Overview of the models used for CV in fastai

Computer Vision models zoo

The fastai library includes several pretrained models from torchvision, namely:

  • resnet18, resnet34, resnet50, resnet101, resnet152
  • squeezenet1_0, squeezenet1_1
  • densenet121, densenet169, densenet201, densenet161
  • vgg16_bn, vgg19_bn
  • alexnet

On top of the models offered by torchvision, fastai has implementations for the following models:

  • Darknet architecture, which is the base of Yolo v3
  • Unet architecture based on a pretrained model. The original unet is described here, the model implementation is detailed in models.unet
  • Wide resnets architectures, as introduced in this article

class Darknet[source][test]

Darknet(num_blocks:Collection[int], num_classes:int, nf=32) :: PrePostInitMeta :: Module

No tests found for Darknet. To contribute a test please refer to this guide and this discussion.

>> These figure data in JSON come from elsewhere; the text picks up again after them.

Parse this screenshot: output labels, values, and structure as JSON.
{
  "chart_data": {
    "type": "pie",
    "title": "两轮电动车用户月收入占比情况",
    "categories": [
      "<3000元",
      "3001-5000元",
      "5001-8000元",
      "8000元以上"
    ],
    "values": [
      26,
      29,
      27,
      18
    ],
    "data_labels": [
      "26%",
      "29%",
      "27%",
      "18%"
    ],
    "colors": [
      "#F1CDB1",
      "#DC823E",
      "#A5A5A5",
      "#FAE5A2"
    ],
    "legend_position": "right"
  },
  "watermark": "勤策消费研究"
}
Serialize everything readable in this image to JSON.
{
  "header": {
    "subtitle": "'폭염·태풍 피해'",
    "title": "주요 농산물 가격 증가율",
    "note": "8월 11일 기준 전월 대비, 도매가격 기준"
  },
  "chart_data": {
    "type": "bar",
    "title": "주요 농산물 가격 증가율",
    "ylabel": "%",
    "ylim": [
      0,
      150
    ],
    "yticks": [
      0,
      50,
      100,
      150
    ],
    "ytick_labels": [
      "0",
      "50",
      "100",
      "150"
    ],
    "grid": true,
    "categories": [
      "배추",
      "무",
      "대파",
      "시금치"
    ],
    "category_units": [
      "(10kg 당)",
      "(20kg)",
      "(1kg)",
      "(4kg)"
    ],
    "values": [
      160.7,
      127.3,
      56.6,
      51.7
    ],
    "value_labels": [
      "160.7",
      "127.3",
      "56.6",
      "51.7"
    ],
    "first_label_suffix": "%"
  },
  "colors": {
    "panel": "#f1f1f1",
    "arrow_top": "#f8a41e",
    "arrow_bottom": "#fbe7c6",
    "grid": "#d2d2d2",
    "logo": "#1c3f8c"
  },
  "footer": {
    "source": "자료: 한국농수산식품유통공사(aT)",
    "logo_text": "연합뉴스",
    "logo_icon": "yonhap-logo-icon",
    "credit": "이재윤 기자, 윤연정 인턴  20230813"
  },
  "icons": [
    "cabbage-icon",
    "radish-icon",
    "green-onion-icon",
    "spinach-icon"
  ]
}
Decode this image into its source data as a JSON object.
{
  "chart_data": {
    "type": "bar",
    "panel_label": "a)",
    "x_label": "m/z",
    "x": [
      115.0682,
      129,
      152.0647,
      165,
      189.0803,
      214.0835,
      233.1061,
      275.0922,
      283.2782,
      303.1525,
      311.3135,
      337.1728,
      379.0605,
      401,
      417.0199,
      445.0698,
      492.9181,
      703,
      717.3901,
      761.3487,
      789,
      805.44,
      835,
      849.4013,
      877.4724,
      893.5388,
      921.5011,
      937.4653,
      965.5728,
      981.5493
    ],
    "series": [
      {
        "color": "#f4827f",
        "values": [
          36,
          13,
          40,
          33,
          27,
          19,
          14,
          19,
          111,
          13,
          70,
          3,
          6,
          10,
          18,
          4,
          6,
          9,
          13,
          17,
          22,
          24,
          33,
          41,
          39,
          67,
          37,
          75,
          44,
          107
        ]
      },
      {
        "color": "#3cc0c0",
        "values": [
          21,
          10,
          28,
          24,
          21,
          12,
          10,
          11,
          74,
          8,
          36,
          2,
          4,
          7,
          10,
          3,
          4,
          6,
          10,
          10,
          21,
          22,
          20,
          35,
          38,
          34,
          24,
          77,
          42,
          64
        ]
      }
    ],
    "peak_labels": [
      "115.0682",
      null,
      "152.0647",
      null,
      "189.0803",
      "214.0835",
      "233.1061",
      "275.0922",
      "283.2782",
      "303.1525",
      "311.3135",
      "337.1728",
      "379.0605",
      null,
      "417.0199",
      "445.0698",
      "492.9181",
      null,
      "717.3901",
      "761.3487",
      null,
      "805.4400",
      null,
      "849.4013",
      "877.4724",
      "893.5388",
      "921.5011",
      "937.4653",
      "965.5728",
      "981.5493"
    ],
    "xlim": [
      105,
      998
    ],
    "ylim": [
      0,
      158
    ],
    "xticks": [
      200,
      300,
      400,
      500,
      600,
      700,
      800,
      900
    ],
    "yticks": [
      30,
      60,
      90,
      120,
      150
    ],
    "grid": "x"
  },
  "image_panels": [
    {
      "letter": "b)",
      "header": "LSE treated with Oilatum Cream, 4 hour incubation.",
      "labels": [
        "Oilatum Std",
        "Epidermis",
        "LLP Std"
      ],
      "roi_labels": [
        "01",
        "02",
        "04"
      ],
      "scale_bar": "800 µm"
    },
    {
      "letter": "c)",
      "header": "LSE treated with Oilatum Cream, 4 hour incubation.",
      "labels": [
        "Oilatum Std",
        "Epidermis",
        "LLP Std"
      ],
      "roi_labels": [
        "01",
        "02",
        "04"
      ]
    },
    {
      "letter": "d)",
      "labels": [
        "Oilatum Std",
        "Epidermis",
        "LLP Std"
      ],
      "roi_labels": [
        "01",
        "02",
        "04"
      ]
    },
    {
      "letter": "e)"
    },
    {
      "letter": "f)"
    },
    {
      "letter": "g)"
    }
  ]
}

https://github.com/pjreddie/darknet

Create a Darknet with blocks of sizes given in num_blocks, ending with num_classes and using nf initial features. Darknet53 uses num_blocks = [1,2,8,8,4].

class WideResNet[source][test]

WideResNet(num_groups:int, N:int, num_classes:int, k:int=1, drop_p:float=0.0, start_nf:int=16, n_in_channels:int=3) :: PrePostInitMeta :: Module

No tests found for WideResNet. To contribute a test please refer to this guide and this discussion.

Wide ResNet with num_groups and a width of k.

Each group contains N blocks. start_nf the initial number of features. Dropout of drop_p is applied in between the two convolutions in each block. The expected input channel size is fixed at 3.

Structure: initial convolution -> num_groups x N blocks -> final layers of regularization and pooling

The first block of each group joins a path containing 2 convolutions with filter size 3x3 (and various regularizations) with another path containing a single convolution with a filter size of 1x1. All other blocks in each group follow the more traditional res_block style, i.e., the input of the path with two convs is added to the output of that path.

In the first group the stride is 1 for all convolutions. In all subsequent groups the stride in the first convolution of the first block is 2 and then all following convolutions have a stride of 1. Padding is always 1.

wrn_22[source][test]

wrn_22()

No tests found for wrn_22. To contribute a test please refer to this guide and this discussion.

Wide ResNet with 22 layers.

This is a WideResNet with num_groups=3, N=3, k=6 and drop_p=0..